After Delhi we moved on to Agra, having attempted to get a car but being astounded by the extortionate prices, we booked an overpriced train and reached there in the evening. A hectic night of trying to rearrange trains to Varanasi the next day and trips back and forth from our hotel room to the station just added to the dirty, grimy feel of the town. Despite the magical Taj Mahal, the rest of the city was an utter dump, with no good places to eat and sky high prices. I have to say I wasn’t that excited for the Taj Mahal. In fact, I kind of just wanted it over and done with so I could take the photos and say I’ve been. Whilst I do admit that it is a beautiful building and I’m very pleased I’ve seen it, I still am more excited by the less commercial Golden Temple in Amritsar.

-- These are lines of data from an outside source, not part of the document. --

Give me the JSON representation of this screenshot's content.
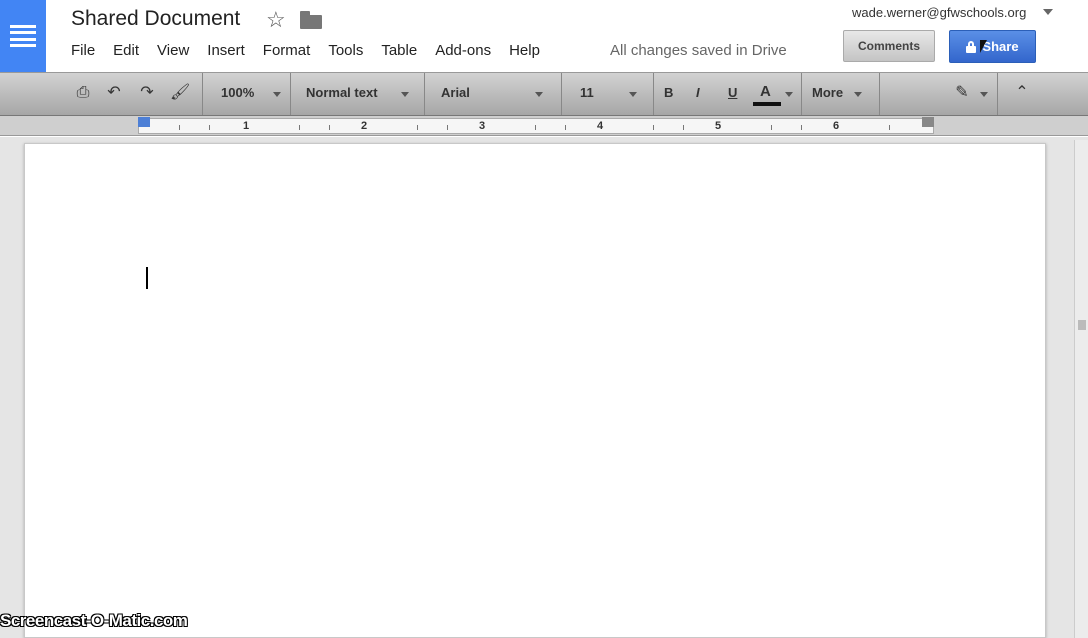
{
  "header": {
    "title": "Shared Document",
    "account": "wade.werner@gfwschools.org",
    "save_status": "All changes saved in Drive",
    "comments_label": "Comments",
    "share_label": "Share",
    "share_color": "#3b78e7"
  },
  "menu": [
    "File",
    "Edit",
    "View",
    "Insert",
    "Format",
    "Tools",
    "Table",
    "Add-ons",
    "Help"
  ],
  "toolbar": {
    "zoom": "100%",
    "style": "Normal text",
    "font": "Arial",
    "font_size": "11",
    "bold": "B",
    "italic": "I",
    "underline": "U",
    "text_color": "A",
    "more": "More"
  },
  "ruler": {
    "numbers": [
      "1",
      "2",
      "3",
      "4",
      "5",
      "6"
    ]
  },
  "watermark": "Screencast-O-Matic.com"
}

We moved on to Varanasi, the last stop for Caitlin and I. The winding streets and beautiful river all made it a very special place to finish our journey. Our guest house was situated right on the river bank and offered a great boat trip, as well as elephant themed decorations in the rooms. We took one boat in the evening where we saw the night time pooja and the burning of the bodies. I know the thought of watching bodies burn is rather disgusting and impersonal; almost as if we’re prying into something uninvited. But it didn’t feel like that at all. Watching the stoic husbands, brothers, uncles, (women aren’t permitted to attend the burning because they are not as emotionally stable-obviously) I wondered what they were thinking, I thought about the life of the person who had died, and I realised that the burning and returning to God by the way of the Ganga was something very important for the many Hindu’s who had made the journey to Varanasi. There was a feeling of peace, as if everything had finally settled.
With that, our journey came to an end. We took a quick train back to Delhi and spent half a night in a hotel, before getting up early to fly back, to my Indian home, for what would be sure to be an emotional last few weeks at Vidya Vanam.